India’s millet export journey has taken a fresh step into the global health-food market with the first-ever sea shipment of botanical-infused ready-to-cook millet functional foods from Karnataka to New Zealand. The shipment was facilitated by the Agricultural and Processed Food Products Export Development Authority, APEDA, and was flagged off on 3 June 2026. The Press Information Bureau release was published on 4 June 2026.
The consignment carried one metric tonne of value-added millet-based products from M/s Infini Agrotek LLP, Bengaluru. This is important because the export is not merely a raw grain shipment. It represents India’s move towards processed, ready-to-cook, health-focused millet foods that match the rising global demand for nutrition, convenience and traditional grain-based wellness products.
The New Zealand order also shows how trade promotion platforms are helping Indian companies reach international buyers. The exporter had participated in APEDA-supported events such as World Food India 2025, Indus Food 2025 and Gulfood 2026. These exhibitions helped the company build buyer connections, expand its market presence and convert business networking into an actual export order.
The shipment was virtually flagged off by APEDA Chairman Shri Abhishek Dev. During the interaction, the exporter was encouraged to continue using APEDA’s export promotion initiatives, trade fairs and business platforms to explore more overseas markets. This reflects a larger policy direction where government-backed market access, product innovation and private enterprise are being linked together to strengthen India’s agri-export ecosystem.

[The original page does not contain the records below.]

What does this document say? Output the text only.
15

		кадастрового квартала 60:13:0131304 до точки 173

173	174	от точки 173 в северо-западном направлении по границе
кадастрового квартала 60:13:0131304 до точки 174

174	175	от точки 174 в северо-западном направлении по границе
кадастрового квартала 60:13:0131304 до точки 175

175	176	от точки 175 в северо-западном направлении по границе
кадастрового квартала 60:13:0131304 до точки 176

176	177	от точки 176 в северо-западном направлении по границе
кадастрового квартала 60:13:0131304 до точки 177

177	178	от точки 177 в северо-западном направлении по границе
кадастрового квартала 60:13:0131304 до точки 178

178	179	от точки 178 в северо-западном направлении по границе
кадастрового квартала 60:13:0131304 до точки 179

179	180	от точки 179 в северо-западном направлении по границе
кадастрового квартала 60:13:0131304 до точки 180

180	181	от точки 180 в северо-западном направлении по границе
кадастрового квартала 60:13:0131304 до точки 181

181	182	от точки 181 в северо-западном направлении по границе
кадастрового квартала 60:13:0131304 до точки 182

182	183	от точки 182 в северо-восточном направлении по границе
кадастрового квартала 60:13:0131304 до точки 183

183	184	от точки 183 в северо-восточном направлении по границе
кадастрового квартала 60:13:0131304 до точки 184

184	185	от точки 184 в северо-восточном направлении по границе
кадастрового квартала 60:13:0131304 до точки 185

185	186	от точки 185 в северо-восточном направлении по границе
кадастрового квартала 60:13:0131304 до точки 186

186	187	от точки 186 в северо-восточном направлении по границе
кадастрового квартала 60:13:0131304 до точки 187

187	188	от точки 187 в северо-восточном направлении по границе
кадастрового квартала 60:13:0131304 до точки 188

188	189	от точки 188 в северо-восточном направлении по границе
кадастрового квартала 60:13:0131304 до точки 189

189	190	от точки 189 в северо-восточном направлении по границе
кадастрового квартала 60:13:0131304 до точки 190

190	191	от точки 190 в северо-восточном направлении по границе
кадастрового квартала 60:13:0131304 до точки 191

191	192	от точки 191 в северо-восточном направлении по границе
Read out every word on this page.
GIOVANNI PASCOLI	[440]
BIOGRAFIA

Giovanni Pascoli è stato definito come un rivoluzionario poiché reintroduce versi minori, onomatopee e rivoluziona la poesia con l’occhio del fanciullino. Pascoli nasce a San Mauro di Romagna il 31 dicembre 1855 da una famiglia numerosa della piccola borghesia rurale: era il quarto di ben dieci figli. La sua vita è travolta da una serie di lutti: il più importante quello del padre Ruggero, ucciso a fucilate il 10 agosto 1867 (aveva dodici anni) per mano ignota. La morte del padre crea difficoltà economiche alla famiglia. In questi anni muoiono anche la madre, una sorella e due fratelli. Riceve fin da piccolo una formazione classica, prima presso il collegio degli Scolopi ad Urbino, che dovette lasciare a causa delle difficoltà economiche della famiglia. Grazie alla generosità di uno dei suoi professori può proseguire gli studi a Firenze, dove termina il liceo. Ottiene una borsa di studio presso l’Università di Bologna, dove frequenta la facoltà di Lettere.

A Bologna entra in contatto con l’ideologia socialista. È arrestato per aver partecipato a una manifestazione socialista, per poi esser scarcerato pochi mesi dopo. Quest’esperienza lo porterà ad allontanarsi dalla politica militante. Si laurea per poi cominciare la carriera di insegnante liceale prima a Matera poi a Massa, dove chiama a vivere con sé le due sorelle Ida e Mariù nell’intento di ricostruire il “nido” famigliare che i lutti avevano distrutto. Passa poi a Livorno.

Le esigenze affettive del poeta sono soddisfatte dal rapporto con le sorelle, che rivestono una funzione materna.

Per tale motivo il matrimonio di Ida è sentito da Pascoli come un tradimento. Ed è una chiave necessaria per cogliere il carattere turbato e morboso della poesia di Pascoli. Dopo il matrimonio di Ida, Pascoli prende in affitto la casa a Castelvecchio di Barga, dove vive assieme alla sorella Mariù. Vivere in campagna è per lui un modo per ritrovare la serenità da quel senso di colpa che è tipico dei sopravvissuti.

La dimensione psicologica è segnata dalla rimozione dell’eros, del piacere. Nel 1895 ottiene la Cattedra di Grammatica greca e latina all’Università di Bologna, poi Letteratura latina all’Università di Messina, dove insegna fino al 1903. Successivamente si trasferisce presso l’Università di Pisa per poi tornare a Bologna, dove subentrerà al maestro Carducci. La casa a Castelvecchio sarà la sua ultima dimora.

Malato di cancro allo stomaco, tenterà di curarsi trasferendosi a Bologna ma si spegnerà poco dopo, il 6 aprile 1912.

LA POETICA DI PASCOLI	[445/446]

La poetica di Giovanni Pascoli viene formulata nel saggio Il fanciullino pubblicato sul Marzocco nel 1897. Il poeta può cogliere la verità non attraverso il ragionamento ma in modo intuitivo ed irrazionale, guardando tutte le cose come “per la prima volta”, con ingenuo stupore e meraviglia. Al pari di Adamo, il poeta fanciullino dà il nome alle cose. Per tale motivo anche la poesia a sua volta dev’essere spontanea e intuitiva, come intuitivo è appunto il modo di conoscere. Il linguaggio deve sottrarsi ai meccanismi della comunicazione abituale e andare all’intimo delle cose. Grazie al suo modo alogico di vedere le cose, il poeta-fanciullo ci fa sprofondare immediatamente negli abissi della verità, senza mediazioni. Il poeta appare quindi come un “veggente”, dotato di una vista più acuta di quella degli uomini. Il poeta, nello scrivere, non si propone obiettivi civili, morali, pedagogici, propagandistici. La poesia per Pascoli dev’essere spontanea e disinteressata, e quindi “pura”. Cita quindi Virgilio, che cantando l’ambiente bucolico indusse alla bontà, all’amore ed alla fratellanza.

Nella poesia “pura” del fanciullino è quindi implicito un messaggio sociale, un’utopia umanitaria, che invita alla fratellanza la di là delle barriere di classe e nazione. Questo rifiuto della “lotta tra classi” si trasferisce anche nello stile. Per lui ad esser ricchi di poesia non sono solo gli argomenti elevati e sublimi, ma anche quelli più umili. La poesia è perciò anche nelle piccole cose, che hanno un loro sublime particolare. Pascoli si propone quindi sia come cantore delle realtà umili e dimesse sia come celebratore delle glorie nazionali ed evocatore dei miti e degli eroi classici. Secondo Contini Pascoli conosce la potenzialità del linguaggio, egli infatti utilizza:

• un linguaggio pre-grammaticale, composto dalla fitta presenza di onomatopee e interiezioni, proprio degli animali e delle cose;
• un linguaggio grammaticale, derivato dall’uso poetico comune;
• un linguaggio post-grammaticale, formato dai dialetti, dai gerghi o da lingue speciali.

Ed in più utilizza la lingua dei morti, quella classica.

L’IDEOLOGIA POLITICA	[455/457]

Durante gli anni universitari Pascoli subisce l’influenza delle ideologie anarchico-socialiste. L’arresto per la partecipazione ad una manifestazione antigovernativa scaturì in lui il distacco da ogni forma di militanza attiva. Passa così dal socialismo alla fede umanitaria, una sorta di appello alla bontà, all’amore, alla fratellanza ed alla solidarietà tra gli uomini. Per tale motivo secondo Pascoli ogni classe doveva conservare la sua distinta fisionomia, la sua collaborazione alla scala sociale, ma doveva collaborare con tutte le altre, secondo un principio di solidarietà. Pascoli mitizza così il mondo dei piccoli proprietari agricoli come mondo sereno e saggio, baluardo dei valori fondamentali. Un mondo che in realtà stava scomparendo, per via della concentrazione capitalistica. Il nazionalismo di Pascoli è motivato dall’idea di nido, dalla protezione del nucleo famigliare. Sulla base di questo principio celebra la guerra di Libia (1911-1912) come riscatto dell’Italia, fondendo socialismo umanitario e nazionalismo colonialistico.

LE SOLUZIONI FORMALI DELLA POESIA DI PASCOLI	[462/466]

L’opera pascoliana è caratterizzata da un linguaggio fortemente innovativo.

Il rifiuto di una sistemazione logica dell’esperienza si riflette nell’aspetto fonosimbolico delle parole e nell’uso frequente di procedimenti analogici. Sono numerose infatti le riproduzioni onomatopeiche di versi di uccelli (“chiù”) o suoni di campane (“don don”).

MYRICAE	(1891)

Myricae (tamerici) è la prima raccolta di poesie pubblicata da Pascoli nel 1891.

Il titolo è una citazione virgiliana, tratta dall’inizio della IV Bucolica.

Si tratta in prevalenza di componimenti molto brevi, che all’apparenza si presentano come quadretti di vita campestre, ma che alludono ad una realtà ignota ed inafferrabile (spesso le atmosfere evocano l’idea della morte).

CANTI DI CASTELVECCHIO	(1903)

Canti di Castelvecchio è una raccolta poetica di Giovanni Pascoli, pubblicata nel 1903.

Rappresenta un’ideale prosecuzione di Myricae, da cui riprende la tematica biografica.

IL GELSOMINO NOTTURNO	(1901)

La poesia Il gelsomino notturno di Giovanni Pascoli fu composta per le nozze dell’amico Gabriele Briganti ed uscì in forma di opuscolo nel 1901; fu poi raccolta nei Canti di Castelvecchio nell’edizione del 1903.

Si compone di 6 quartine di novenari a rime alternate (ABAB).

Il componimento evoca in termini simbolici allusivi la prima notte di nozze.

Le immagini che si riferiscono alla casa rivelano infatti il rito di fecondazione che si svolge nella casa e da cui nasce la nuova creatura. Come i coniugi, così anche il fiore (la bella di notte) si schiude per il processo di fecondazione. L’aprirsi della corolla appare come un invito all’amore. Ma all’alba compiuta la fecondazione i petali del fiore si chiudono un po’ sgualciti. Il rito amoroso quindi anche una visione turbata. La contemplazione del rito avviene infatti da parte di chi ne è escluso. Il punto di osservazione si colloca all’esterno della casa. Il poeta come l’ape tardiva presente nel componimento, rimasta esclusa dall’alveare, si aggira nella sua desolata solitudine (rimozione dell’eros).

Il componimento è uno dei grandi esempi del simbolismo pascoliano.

Millets have become one of India’s most important agricultural strengths in the global food conversation. They are climate-resilient crops, nutritionally rich, suitable for diverse food processing and increasingly attractive to health-conscious consumers. When these grains are converted into ready-to-cook functional foods, their value rises sharply, creating better opportunities for farmers, processors, exporters, packaging units and supply-chain partners.
This export also supports India’s larger “Shree Anna” push, where millets are being promoted as both a traditional Indian food and a modern global nutrition product. For farmers, stronger international demand can improve market access and create better price opportunities. For food entrepreneurs, it opens the door to product categories such as millet mixes, breakfast foods, functional blends, health snacks and botanical-infused ready meals.
The Karnataka-to-New Zealand shipment may be small in quantity, but its strategic meaning is large. It shows that India’s millet sector is moving from domestic consumption to premium international shelves. It also shows that Indian agriculture can earn greater value when traditional crops are combined with innovation, branding, processing and export promotion. In this sense, one tonne of millet-based functional food becomes a signal of a much bigger transformation in India’s farm-to-global-market journey.